The concept of model portfolio has been prevalent in the investing world for a long time. It started from Harry Markowitz’s famous Modern Portfolio theory (1952) to factor-based investing to motif investing, and many more. Well broadly, the end purpose of all these concepts have been to provide investors with a portfolio that suits their style and risk profile.
You see, for any portfolio to work, it is necessary that it ensures capital protection. Followed by capital appreciation. For this to happen, the portfolio manager needs to amalgamate a set of relevant criteria/factors that will help her land that right portfolio.
Against this backdrop, let us take a look at the way we run and manage – Straight Flush smallcase.
Straight Flush is a model smallcase that depends on a set of criteria, which we will refer to as model criteria. These model criteria are a mix of market factors in order to make the smallcase investable for one who is comfortable with additional risk.
For the benefit of your understanding, I shall divide these criteria into four major categories – Growth, Quality, and Valuations.
Before jumping on to the criteria, please note that the smallcase only chooses companies from the smallcap universe.
For growth, we check –
- Earnings Per Share – The forward growth rates for EPS help us gauge the future profitability prospects of the companies under study.
To take pulse of the company’s quality, we take into account 2 parameters –
- Gearing Ratios – Gearing ratios are a bunch of financial ratios that measure the financial leverage of a company. Extreme business leverage is a red flag for us.

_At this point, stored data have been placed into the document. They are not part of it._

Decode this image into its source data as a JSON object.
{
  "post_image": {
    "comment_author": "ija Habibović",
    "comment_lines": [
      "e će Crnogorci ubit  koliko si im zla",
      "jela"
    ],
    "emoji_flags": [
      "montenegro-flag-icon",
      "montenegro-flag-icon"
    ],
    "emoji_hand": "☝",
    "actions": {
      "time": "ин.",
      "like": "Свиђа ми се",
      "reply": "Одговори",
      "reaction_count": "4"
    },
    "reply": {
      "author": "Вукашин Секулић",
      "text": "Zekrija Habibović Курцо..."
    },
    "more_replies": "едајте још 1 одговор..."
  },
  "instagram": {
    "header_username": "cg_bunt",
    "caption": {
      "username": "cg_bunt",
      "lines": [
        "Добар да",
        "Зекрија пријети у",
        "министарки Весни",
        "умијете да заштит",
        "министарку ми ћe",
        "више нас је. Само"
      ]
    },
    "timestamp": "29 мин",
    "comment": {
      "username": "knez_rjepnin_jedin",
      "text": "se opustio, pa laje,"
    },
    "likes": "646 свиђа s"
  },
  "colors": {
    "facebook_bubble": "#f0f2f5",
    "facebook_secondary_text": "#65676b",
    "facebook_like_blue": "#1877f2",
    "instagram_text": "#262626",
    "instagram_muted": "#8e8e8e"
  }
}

- Free Cash Flow – This is an indicator of how much cash a business is generating, post expenses, which is a good indication of business performance.
- Return on Equity – This gives us an idea of management effectiveness in generating profitability.
To get a sense of valuations, we look at –
- Price to Earnings – We tend to be cautious around valuations and do not wish to fall into the value trap, especially given it’s a smallcap universe. For the valuation parameter to be actionable, we compare the company P/E with the industry median.
To sum it up, the smallcase simply looks to pick smallcap companies that are growing their business efficiently, demonstrating good earnings growth, and are expected to be consistent. Moreover, the companies should also generate free cash flow, have low debt, and generate a high return on equity.